Rückkehr nach 30 Jahren
Ex-Linksextremisten für Anschlagspläne vor Gericht
17.03.2025 – 08:32 UhrLesedauer: 2 Min.
Knapp drei Jahrzehnte nach einem verhinderten Anschlag in Berlin stehen zwei Ex-Mitglieder der linksextremistischen Gruppe „K.O.M.I.T.E.E.“ vor Gericht. Ein juristischer Kniff ermöglicht den späten Prozess.
Fast genau 30 Jahre nach einem gescheiterten Sprengstoffanschlag auf einen Gefängnisbau in Berlin beginnt der Prozess gegen zwei mutmaßliche Mitglieder der linksextremistischen Gruppe „K.O.M.I.T.E.E.“. Für das Verfahren am Montag vor dem Berliner Kammergericht sind die Beschuldigten Peter Krauth (65) und Thomas Walter (62) aus ihrem Exil in Venezuela nach Deutschland zurückgekehrt.
Die Bundesanwaltschaft hatte im Dezember 2024 Anklage gegen die mutmaßlichen Linksextremisten erhoben. Sie seien „hinreichend verdächtig, sich zur Herbeiführung einer Sprengstoffexplosion verabredet zu haben“, hieß es damals von der obersten deutschen Anklagebehörde.
Die Beschuldigten hätten sich spätestens im Herbst 1994 mit einem dritten, inzwischen verstorbenen Komplizen, Bernhard Heidbreder, zu der linksextremistischen Vereinigung zusammengeschlossen, so die Bundesanwaltschaft. Ihr Ziel sei es gewesen, gesellschaftspolitische Veränderungen durch Brand- und Sprengstoffanschläge auf staatliche Einrichtungen herbeizuführen.
Laut Staatsanwaltschaft haben die beiden Angeklagten gemeinsam mit einem Komplizen im April 1995 einen Anschlag auf das im Bau befindliche Abschiebegefängnis in Berlin-Grünau geplant. Dafür sollen sie mehr als 120 Kilogramm Sprengstoff in Propangasflaschen gefüllt und diese mit Zeitzündern präpariert haben.

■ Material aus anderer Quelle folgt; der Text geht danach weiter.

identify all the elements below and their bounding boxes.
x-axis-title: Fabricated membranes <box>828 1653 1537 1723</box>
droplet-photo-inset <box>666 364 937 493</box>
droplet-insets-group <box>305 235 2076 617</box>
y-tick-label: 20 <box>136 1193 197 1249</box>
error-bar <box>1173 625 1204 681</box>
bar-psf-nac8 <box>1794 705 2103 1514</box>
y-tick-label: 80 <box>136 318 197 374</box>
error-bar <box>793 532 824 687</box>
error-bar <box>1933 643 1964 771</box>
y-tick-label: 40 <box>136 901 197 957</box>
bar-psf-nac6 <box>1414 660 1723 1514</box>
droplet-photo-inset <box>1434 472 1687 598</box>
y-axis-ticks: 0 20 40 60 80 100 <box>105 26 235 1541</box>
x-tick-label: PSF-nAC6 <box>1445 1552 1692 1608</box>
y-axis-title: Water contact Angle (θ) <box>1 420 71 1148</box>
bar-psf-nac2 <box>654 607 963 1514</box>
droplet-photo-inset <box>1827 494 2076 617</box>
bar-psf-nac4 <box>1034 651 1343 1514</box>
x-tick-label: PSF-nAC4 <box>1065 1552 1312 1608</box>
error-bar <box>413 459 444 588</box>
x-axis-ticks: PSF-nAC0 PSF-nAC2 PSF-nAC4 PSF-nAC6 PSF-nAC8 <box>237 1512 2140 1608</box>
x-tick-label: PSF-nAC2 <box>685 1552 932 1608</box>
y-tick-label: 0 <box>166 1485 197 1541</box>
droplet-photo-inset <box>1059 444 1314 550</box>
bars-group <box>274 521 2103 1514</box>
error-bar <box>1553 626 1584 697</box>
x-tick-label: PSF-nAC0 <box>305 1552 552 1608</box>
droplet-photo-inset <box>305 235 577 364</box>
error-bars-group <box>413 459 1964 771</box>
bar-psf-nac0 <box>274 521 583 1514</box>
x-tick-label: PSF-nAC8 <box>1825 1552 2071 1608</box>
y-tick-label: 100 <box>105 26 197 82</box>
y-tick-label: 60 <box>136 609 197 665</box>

Zum Anschlag selbst kam es nicht: Auf einem Parkplatz in der Nähe der Haftanstalt sollten die Sprengvorrichtungen umgeladen werden – doch eine zufällig vorbeifahrende Polizeistreife kam dazwischen. Die Männer flüchteten.
Krauth und Walter erhielten Asyl in Brasilien. Die Ermittler spürten ihren Komplizen nach fast 20 Jahren in Venezuela auf. Ein deutsches Auslieferungsgesuch blieb jedoch erfolglos. Deutsche Behörden unterbreiteten dem Gesuchten mehrere Angebote, darunter die Zusicherung eines beschleunigten Verfahrens und einer milderen Strafe – bislang ohne Erfolg.
Erst jetzt waren die beiden Verbliebenen offenbar bereit, sich einem Richter zu stellen. Inzwischen ist das Duo jedoch wieder in Deutschland. Vorausgegangen war laut Rechtsanwalt Lukas Theune eine sogenannte Verständigung. Demnach können die Angeklagten bei einem Geständnis mit einer Bewährungsstrafe rechnen. Solche Absprachen im Strafprozess sind in geeigneten Fällen zulässig. Sie sollen vor allem die Arbeitsbelastung der Justiz mindern, bieten aber auch Angeklagten Vorteile.
Die beiden wurden bei ihrer Ankunft am Hauptstadtflughafen BER aufgrund des bestehenden Haftbefehls festgenommen. Sie befinden sich derzeitig im Gefängnis Moabit in Untersuchungshaft. Die Verteidigung kündigte jedoch an, zum Prozessauftakt eine Entlassung aus der Haft zu beantragen.
Dass es überhaupt nach fast 30 Jahren noch zum Prozess kommt, geht aus Sicht der Verteidigung auf einen „Trick“ der Bundesanwaltschaft zurück. Sie wirft dem Duo nicht Mitgliedschaft in einer terroristischen Vereinigung oder den geplanten Anschlag in Grünau vor, sondern eine Verabredung zur Tat. Damit ist die Tat nicht nach 20 Jahren verjährt. Beschwerden dagegen blieben beim Bundesgerichtshof und Bundesverfassungsgericht ohne Erfolg, so der Rechtsanwalt Theune.
Für den Prozess vor dem 2. Strafsenat des Kammergerichts hat der Vorsitzende Richter Gregor Herb bislang insgesamt vier Tage angesetzt. Ein Urteil wird demnach am 8. April erwartet.